This article explains three methods of loading data into a TM1 cube with TM1py.
Method 1 – Writing directly to a cube
The first method is to create a dictionary of cells and assign a value to each set
cells[element_name, "Numeric"] = 1
Once the cells set has been created you just need to use the TM1py function cells.write_values as below:
from TM1py import TM1Service
with TM1Service(address=ADDRESS, port=PORT, user=USER, password=PWD, ssl=SSL) as tm1:
cells = dict()
for i in range(500_000):
element_name = str(i).zfill(6)
cells[element_name, "Numeric"] = 1
tm1.cells.write_values(
cube_name="Big Cube",
cellset_as_dict=cells,
dimensions=["Big Dimension", "Big Cube Measure"],
deactivate_transaction_log=True,
reactivate_transaction_log=True)
Method 2 – Updating a TM1 cellset
Another way to update cells in a cube with the TM1 REST API is to create a TM1 cellset and then update this cellset. To do that with TM1py, you will need to use the function cells.write_values_through_cellset:
from TM1py.Services import TM1Service
from mdxpy import MdxBuilder, Member
with TM1Service(address=ADDRESS, port=PORT, user=USER, password=PWD, ssl=SSL) as tm1:
query = MdxBuilder.from_cube("Big Cube")
for i in range(500_000):
element_name = str(i).zfill(6)
query.add_member_tuple_to_rows(Member.of("Big Dimension", element_name))

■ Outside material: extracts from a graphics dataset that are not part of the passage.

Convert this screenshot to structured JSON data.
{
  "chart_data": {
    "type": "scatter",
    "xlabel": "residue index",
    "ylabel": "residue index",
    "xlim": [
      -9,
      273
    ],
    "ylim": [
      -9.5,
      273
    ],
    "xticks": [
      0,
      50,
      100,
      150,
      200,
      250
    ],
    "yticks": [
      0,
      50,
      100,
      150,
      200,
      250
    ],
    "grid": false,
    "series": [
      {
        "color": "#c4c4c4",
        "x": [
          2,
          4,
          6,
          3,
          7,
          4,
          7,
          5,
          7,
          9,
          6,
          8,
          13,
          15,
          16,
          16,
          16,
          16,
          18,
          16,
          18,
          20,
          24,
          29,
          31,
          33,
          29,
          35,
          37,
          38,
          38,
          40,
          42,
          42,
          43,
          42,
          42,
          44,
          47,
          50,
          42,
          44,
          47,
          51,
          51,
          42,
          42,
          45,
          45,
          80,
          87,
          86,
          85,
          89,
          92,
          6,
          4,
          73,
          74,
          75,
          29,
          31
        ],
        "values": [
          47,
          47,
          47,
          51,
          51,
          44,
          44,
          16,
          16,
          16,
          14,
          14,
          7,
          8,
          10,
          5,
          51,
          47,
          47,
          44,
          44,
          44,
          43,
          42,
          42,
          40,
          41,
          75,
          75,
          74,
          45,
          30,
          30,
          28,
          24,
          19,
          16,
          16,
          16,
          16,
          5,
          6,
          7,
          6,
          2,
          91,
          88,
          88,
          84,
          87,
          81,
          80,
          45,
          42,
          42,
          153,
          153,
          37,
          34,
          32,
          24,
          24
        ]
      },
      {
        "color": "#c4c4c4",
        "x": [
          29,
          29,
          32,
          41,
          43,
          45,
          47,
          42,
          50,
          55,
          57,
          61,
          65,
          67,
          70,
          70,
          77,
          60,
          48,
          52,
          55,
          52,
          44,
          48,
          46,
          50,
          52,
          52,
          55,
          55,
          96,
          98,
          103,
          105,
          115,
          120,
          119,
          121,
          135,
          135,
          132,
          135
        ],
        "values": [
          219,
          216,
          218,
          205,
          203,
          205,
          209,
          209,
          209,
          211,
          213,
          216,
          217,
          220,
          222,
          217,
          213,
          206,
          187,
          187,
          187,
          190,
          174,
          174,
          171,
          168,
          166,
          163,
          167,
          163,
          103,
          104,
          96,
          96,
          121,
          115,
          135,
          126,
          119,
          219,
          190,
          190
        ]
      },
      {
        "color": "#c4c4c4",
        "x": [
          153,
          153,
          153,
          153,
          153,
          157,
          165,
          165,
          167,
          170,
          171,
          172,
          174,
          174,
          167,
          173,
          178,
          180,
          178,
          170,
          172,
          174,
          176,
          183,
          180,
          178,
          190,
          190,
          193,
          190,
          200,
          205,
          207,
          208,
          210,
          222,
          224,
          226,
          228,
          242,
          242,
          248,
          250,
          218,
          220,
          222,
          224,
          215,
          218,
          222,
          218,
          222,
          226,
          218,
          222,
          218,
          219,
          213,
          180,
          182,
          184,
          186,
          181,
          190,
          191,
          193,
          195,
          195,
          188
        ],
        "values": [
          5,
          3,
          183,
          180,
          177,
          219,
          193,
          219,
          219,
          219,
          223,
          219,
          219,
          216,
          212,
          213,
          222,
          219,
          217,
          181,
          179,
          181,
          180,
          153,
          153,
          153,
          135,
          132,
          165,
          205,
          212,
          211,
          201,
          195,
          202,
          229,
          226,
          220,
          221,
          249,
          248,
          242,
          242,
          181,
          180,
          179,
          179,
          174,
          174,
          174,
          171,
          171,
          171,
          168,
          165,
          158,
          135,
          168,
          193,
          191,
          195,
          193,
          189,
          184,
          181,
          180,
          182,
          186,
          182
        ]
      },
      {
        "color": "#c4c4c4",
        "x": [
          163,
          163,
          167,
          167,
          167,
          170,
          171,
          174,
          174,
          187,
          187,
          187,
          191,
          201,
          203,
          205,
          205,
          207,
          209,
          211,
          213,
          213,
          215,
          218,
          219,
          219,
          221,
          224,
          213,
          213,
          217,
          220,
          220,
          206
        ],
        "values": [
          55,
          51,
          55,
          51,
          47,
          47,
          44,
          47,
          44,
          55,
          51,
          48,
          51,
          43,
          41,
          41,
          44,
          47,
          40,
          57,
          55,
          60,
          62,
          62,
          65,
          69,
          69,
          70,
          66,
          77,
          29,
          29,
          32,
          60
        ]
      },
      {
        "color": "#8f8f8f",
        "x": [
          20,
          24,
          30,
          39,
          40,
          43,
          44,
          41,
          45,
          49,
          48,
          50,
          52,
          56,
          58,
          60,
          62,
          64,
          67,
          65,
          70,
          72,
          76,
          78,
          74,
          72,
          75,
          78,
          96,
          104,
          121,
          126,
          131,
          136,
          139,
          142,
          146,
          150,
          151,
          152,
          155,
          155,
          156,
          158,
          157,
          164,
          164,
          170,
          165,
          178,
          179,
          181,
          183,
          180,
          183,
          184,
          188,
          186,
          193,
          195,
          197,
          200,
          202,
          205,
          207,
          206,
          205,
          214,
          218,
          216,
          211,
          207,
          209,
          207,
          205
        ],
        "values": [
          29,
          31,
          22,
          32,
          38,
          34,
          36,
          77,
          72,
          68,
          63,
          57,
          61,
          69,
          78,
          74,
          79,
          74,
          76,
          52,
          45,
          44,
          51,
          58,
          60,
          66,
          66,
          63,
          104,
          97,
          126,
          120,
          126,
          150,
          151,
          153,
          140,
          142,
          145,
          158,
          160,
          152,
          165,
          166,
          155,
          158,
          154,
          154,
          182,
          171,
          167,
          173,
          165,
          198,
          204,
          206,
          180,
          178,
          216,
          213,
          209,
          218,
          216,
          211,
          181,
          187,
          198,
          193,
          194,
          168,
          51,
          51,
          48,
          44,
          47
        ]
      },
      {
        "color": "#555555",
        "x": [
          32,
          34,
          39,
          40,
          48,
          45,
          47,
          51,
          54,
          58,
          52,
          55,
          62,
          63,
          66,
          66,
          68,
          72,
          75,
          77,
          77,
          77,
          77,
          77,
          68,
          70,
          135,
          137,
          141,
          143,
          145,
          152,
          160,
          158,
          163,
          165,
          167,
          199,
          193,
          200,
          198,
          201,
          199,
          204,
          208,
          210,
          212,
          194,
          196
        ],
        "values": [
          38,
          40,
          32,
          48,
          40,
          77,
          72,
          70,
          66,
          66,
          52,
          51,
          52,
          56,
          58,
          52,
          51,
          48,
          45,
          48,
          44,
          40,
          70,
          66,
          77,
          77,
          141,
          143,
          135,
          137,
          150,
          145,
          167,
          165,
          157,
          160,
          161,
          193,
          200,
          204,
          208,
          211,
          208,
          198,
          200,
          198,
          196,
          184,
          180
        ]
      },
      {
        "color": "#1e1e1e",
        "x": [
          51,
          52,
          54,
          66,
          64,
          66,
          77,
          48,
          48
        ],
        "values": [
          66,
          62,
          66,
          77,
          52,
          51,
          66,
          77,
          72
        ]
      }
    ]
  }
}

query.add_member_tuple_to_columns(Member.of("Big Cube Measure", "Numeric"))
tm1.cells.write_values_through_cellset(
mdx=query.to_mdx(),
values=[1] * 500_000)
Instead of writing a MDX, this script is leveraging the MDXpy package.
Method 3 – Hybrid approach (TM1py + TM1 process)
The third method is to use an hybrid approach, using TM1py to export the data into a csv file and then executing a TM1 process to load the data into the cube:
from TM1py.Services import TM1Service
from mdxpy import MdxBuilder, Member
CSV_FILE = r"C:ProjectsTM1py_ChampionsSession5data.csv"
with TM1Service(address=ADDRESS, port=PORT, user=USER, password=PWD, ssl=SSL) as tm1:
query = MdxBuilder.from_cube("Big Cube")
with open(CSV_FILE, "w") as file:
lines = list()
for i in range(500_000):
element_name = str(i).zfill(6)
lines.append(",".join([element_name, "Numeric", "1", "n"]))
file.writelines(lines)
process_name = "import_csv"
success, status, error_log_file = tm1.processes.execute_with_return(process_name)
if not success:
raise RuntimeError(f"Process '{process_name}' failed with status: {status}")
When working with large dimensions (100,000+elements), it is recommended to use this approach as it is the fastest. However its main downside is that it cannot be used if TM1 is hosted on the IBM Cloud.